Ce scandale n’a rien d’exceptionnel. En août 2022, un juge corrompu a accordé une indemnisation de 600 millions de dollars à une société de traitement de paiements électroniques pour un contrat soi-disant abusivement résilié. Là encore, l’argent a été pris sur les comptes de l’Etat géré par la banque Rafidain.
L’Irak est considéré comme l’un des pays les plus corrompus au monde. Il a été classé 160e sur 180 pays sur l’indice de corruption 2021 de l’ONG internationale Transparency International, légèrement mieux que les années précédentes lorsque l’Irak était en tête de liste.

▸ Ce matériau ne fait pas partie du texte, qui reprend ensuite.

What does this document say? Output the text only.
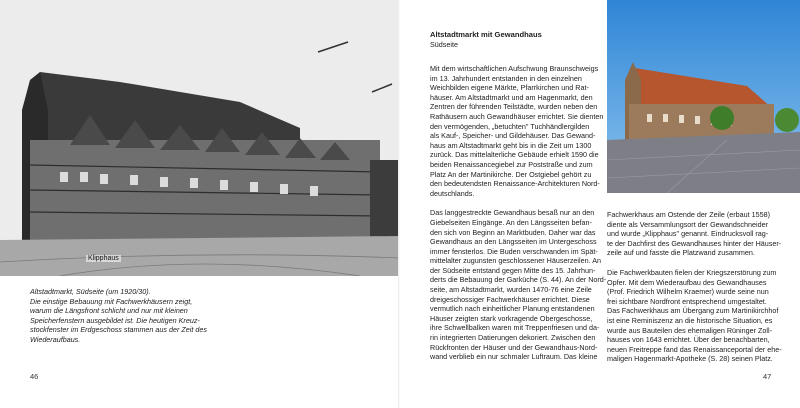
Klipphaus
Altstadtmarkt, Südseite (um 1920/30).
Die einstige Bebauung mit Fachwerkhäusern zeigt,
warum die Längsfront schlicht und nur mit kleinen
Speicherfenstern ausgebildet ist. Die heutigen Kreuz-
stockfenster im Erdgeschoss stammen aus der Zeit des
Wiederaufbaus.
46
Altstadtmarkt mit Gewandhaus
Südseite
Mit dem wirtschaftlichen Aufschwung Braunschweigs
im 13. Jahrhundert entstanden in den einzelnen
Weichbilden eigene Märkte, Pfarrkirchen und Rat-
häuser. Am Altstadtmarkt und am Hagenmarkt, den
Zentren der führenden Teilstädte, wurden neben den
Rathäusern auch Gewandhäuser errichtet. Sie dienten
den vermögenden, „betuchten" Tuchhändlergilden
als Kauf-, Speicher- und Gildehäuser. Das Gewand-
haus am Altstadtmarkt geht bis in die Zeit um 1300
zurück. Das mittelalterliche Gebäude erhielt 1590 die
beiden Renaissancegiebel zur Poststraße und zum
Platz An der Martinikirche. Der Ostgiebel gehört zu
den bedeutendsten Renaissance-Architekturen Nord-
deutschlands.
Das langgestreckte Gewandhaus besaß nur an den
Giebelseiten Eingänge. An den Längsseiten befan-
den sich von Beginn an Marktbuden. Daher war das
Gewandhaus an den Längsseiten im Untergeschoss
immer fensterlos. Die Buden verschwanden im Spät-
mittelalter zugunsten geschlossener Häuserzeilen. An
der Südseite entstand gegen Mitte des 15. Jahrhun-
derts die Bebauung der Garküche (S. 44). An der Nord-
seite, am Altstadtmarkt, wurden 1470-76 eine Zeile
dreigeschossiger Fachwerkhäuser errichtet. Diese
vermutlich nach einheitlicher Planung entstandenen
Häuser zeigten stark vorkragende Obergeschosse,
ihre Schwellbalken waren mit Treppenfriesen und da-
rin integrierten Datierungen dekoriert. Zwischen den
Rückfronten der Häuser und der Gewandhaus-Nord-
wand verblieb ein nur schmaler Luftraum. Das kleine
Fachwerkhaus am Ostende der Zeile (erbaut 1558)
diente als Versammlungsort der Gewandschneider
und wurde „Klipphaus" genannt. Eindrucksvoll rag-
te der Dachfirst des Gewandhauses hinter der Häuser-
zeile auf und fasste die Platzwand zusammen.
Die Fachwerkbauten fielen der Kriegszerstörung zum
Opfer. Mit dem Wiederaufbau des Gewandhauses
(Prof. Friedrich Wilhelm Kraemer) wurde seine nun
frei sichtbare Nordfront entsprechend umgestaltet.
Das Fachwerkhaus am Übergang zum Martinikirchhof
ist eine Reminiszenz an die historische Situation, es
wurde aus Bauteilen des ehemaligen Rüninger Zoll-
hauses von 1643 errichtet. Über der benachbarten,
neuen Freitreppe fand das Renaissanceportal der ehe-
maligen Hagenmarkt-Apotheke (S. 28) seinen Platz.
47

En 2021, l’ancien président Barham Salih a estimé que 150 milliards de dollars avaient été volés dans les caisses de l’Etat et sortis clandestinement d’Irak depuis l’invasion menée par les États-Unis en 2003. Mais d’autres estimations vont plus loin.
Dans un rapport publié le mois dernier, Chatham House, un think tank basé à Londres, a estimé qu’en 8 ans, entre 2006 et 2014, la corruption a couté à ‘Irak 551 milliards de dollars.

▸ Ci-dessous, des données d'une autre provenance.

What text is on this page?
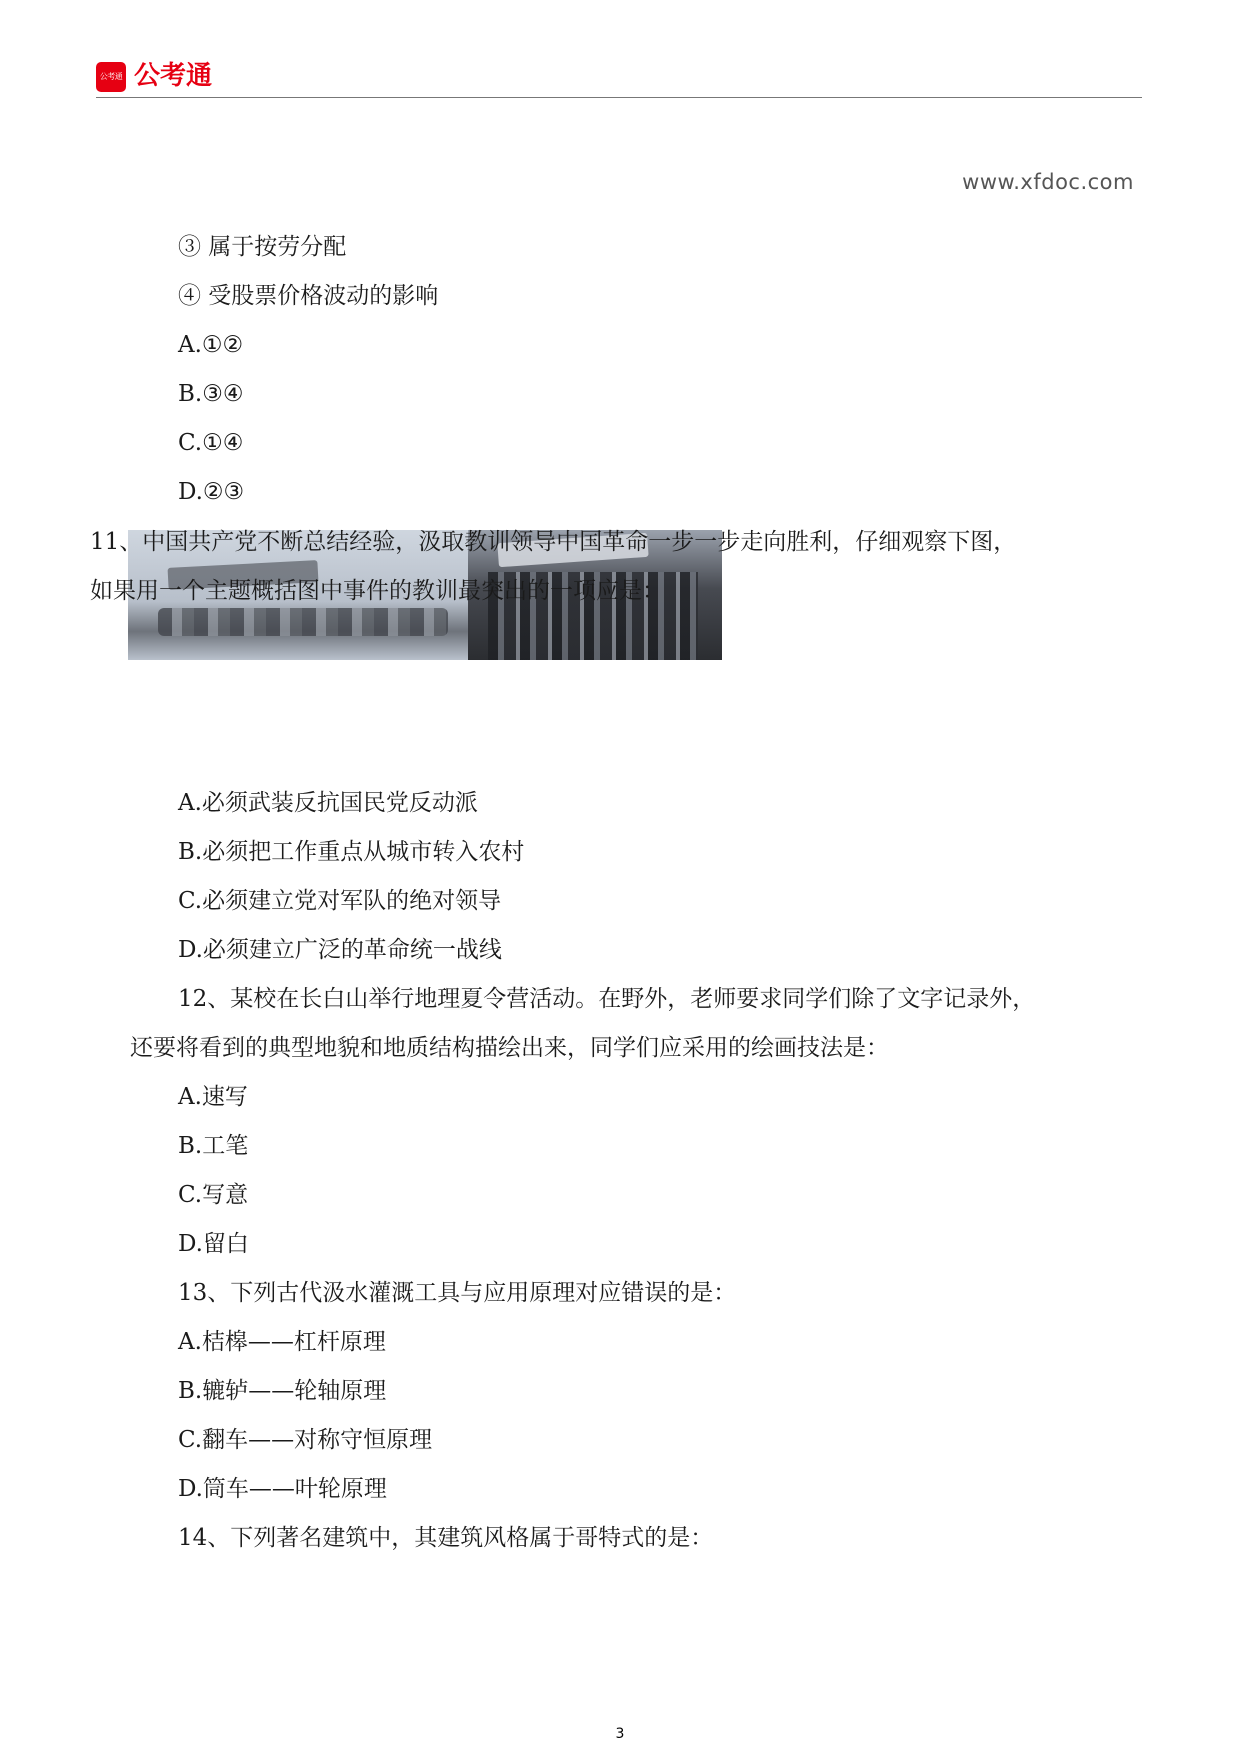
公考通 公考通
www.xfdoc.com
③ 属于按劳分配
④ 受股票价格波动的影响
A.①②
B.③④
C.①④
D.②③
11、中国共产党不断总结经验，汲取教训领导中国革命一步一步走向胜利，仔细观察下图，
如果用一个主题概括图中事件的教训最突出的一项应是：
A.必须武装反抗国民党反动派
B.必须把工作重点从城市转入农村
C.必须建立党对军队的绝对领导
D.必须建立广泛的革命统一战线
12、某校在长白山举行地理夏令营活动。在野外，老师要求同学们除了文字记录外，
还要将看到的典型地貌和地质结构描绘出来，同学们应采用的绘画技法是：
A.速写
B.工笔
C.写意
D.留白
13、下列古代汲水灌溉工具与应用原理对应错误的是：
A.桔槔——杠杆原理
B.辘轳——轮轴原理
C.翻车——对称守恒原理
D.筒车——叶轮原理
14、下列著名建筑中，其建筑风格属于哥特式的是：
3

Un problème ethnique institutionnel.
Le problème de la corruption en Irak ne tient pas à l’avidité de certains hommes politiques. Il est en réalité institutionnel. En 2003, un accord ethnique de partage du pouvoir entre chiites et sunnites auquel certains Kurdes sont associés a abouti à un pacte entre les élites de chaque communauté. Cet accord conçu pour empêcher les guerres intestines et les conflits intra-communautaire, s’est transformé en un pacte entre partis politiques pour se partager les recettes pétrolières de l’Etat.

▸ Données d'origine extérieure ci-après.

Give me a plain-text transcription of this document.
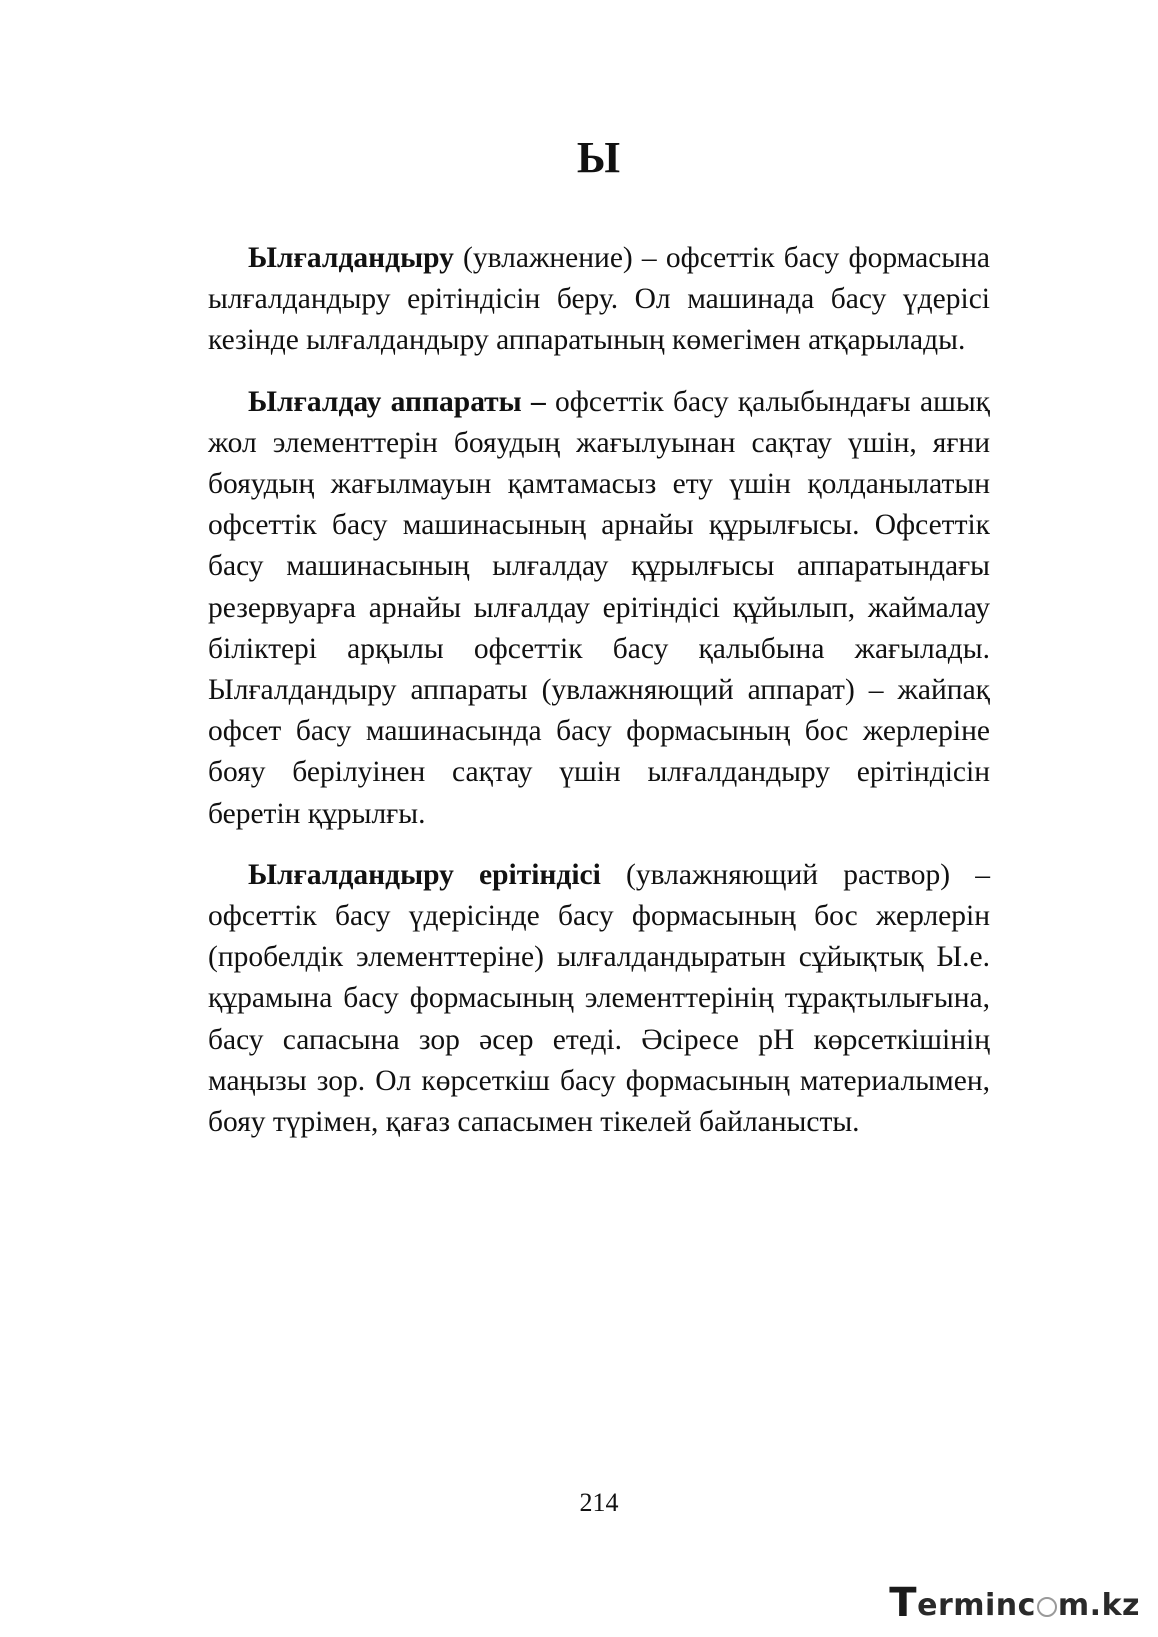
Ы

Ылғалдандыру (увлажнение) – офсеттік басу формасына ылғалдандыру ерітіндісін беру. Ол машинада басу үдерісі кезінде ылғалдандыру аппаратының көмегімен атқарылады.

Ылғалдау аппараты – офсеттік басу қалыбындағы ашық жол элементтерін бояудың жағылуынан сақтау үшін, яғни бояудың жағылмауын қамтамасыз ету үшін қолданылатын офсеттік басу машинасының арнайы құрылғысы. Офсеттік басу машинасының ылғалдау құрылғысы аппаратындағы резервуарға арнайы ылғалдау ерітіндісі құйылып, жаймалау біліктері арқылы офсеттік басу қалыбына жағылады. Ылғалдандыру аппараты (увлажняющий аппарат) – жайпақ офсет басу машинасында басу формасының бос жерлеріне бояу берілуінен сақтау үшін ылғалдандыру ерітіндісін беретін құрылғы.

Ылғалдандыру ерітіндісі (увлажняющий раствор) – офсеттік басу үдерісінде басу формасының бос жерлерін (пробелдік элементтеріне) ылғалдандыратын сұйықтық Ы.е. құрамына басу формасының элементтерінің тұрақтылығына, басу сапасына зор әсер етеді. Әсіресе pH көрсеткішінің маңызы зор. Ол көрсеткіш басу формасының материалымен, бояу түрімен, қағаз сапасымен тікелей байланысты.

214
T erminc m.kz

Ce pillage éhonté est aggravé par l’Iran et les partis politiques pro-iraniens en Irak qui aident ainsi Téhéran à contourner l’embargo américain. Ainsi, en 2013, on a vu Nouri al Maliki, Premier ministre inféodé à l’Iran, signer un contrat de 6 milliards de dollars avec Satarem, une société basée en Suisse, pour construire et exploiter une raffinerie de pétrole de 150 000 barils par jour (bpj) dans la province méridionale de Maysan. Un expert irakien basé en Suisse, après enquête, a fait savoir que Satarem était une entreprise fictive qui n’existait que sur le papier. Seul l’argent était réel. Une fois n’est pas coutume, Al-Maliki à dû annuler l’accord.
En 2016, pour lutter contre cet accaparement des recettes de l’Etat par les partis politiques, les dirigeants irakiens ont fait occuper les postes ministériels par des technocrates. Les Etats Unis ont également poussé pour que des hauts fonctionnaires neutres fassent tourner la machine étatique. Mais loin de régler le problème, la corruption s’est déplacée. Les technocrates irakiens agissant comme les hommes politiques, ont fait tourner l’Etat à leur profit. Aujourd’hui, les ministres se plaignent souvent d’être impuissants face à leurs propres employés. Le pouvoir s’est déplacé des chefs de gouvernement vers les hauts fonctionnaires au sein de la bureaucratie officielle.
La vie des Irakiens en danger
La corruption en Irak est si profondément enracinée au cœur de l’Etat que de nombreux Irakiens ont baissé les bras et ont cessé d’aller voter. Le taux d’abstention frise les 80%.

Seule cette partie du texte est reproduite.